We believe that there were many more reasonable options available that could have significantly reduced the devastating impact the pension changes had on so many active and retired teachers, state and municipal workers. If the Court finds that there were more reasonable options not entertained and undertaken, then the State will not prevail in defending the pension changes.
The questions on reasonableness cover several areas, some in arcane areas that expert testimony will cover. They may include whether the updated mortality data used to calculate pension liabilities went too far; whether the reduction in the expected rate of return of the pension portfolio assumed too low of a rate of return; why no new revenue from the state was included to offset the potential increased costs incurred when the aforementioned changes were made to the mortality and rate of return assumptions; how the projections related to the new defined contribution portion of the new retirement plan were calculated; the decision of when COLA’s should be restored and at what level; the potential disparate impact of the changes on lower and higher paid workers and retirees; the potential disparate impact on workers with longer and shorter terms of service; the potential disparate impact on Social Security recipients and non-Social Security recipients, etc., etc.
Or, perhaps more simply, how can Rhode Island consider honoring the “moral obligation” related to the bonds issued for the now bankrupt 38 Studios before they honor the legal and moral obligations to retired and active state and municipal workers and teachers?

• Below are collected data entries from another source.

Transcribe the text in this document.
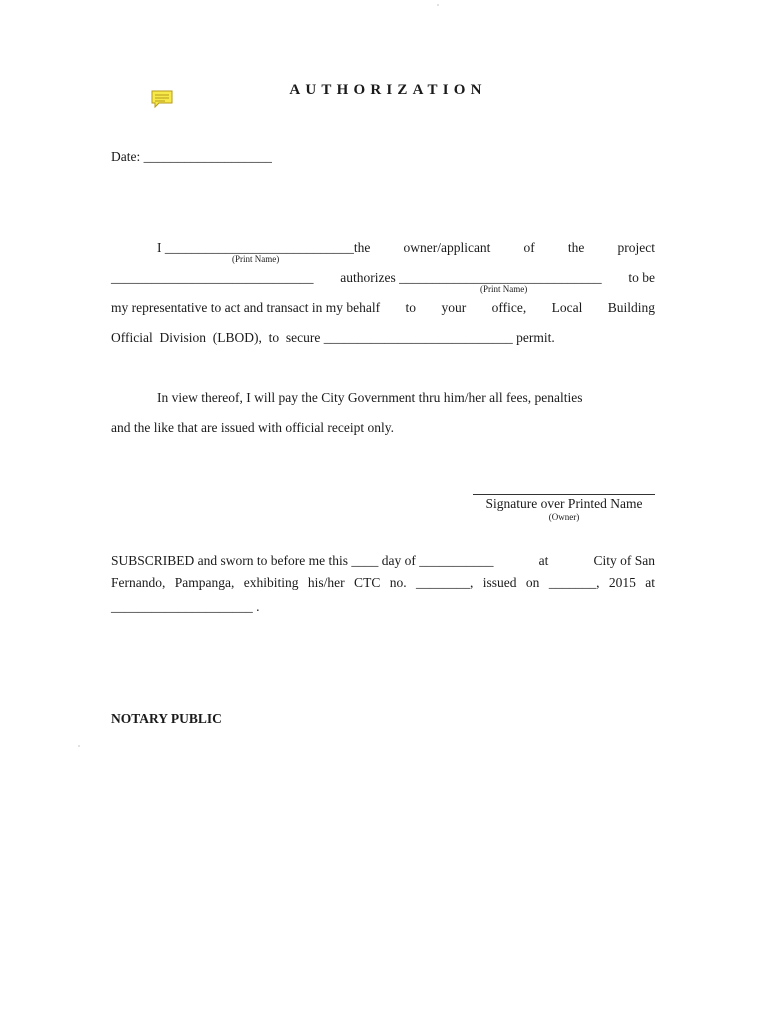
AUTHORIZATION
Date: ___________________
I ____________________________the owner/applicant of the project
(Print Name)
______________________________ authorizes ______________________________ to be
(Print Name)
my representative to act and transact in my behalf to your office, Local Building
Official  Division  (LBOD),  to  secure ____________________________ permit.
In view thereof, I will pay the City Government thru him/her all fees, penalties
and the like that are issued with official receipt only.
Signature over Printed Name
(Owner)
SUBSCRIBED and sworn to before me this ____ day of ___________	at	City of San
Fernando, Pampanga, exhibiting his/her CTC no. ________, issued on _______, 2015 at
_____________________ .
NOTARY PUBLIC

The intent of the above in not to argue the entire legal case in this article, but to point out that there is much room to conclude that Rhode Island elected leaders left many more reasonable options on the table. And that conclusion means that the changes made to the pension system do not stand up to legal scrutiny. Perhaps that is why the City of Providence, faced with a similar set of facts, chose to negotiate with the parties involved. Perhaps the State of Rhode Island should have negotiated with the unions in the first place. Perhaps they still should.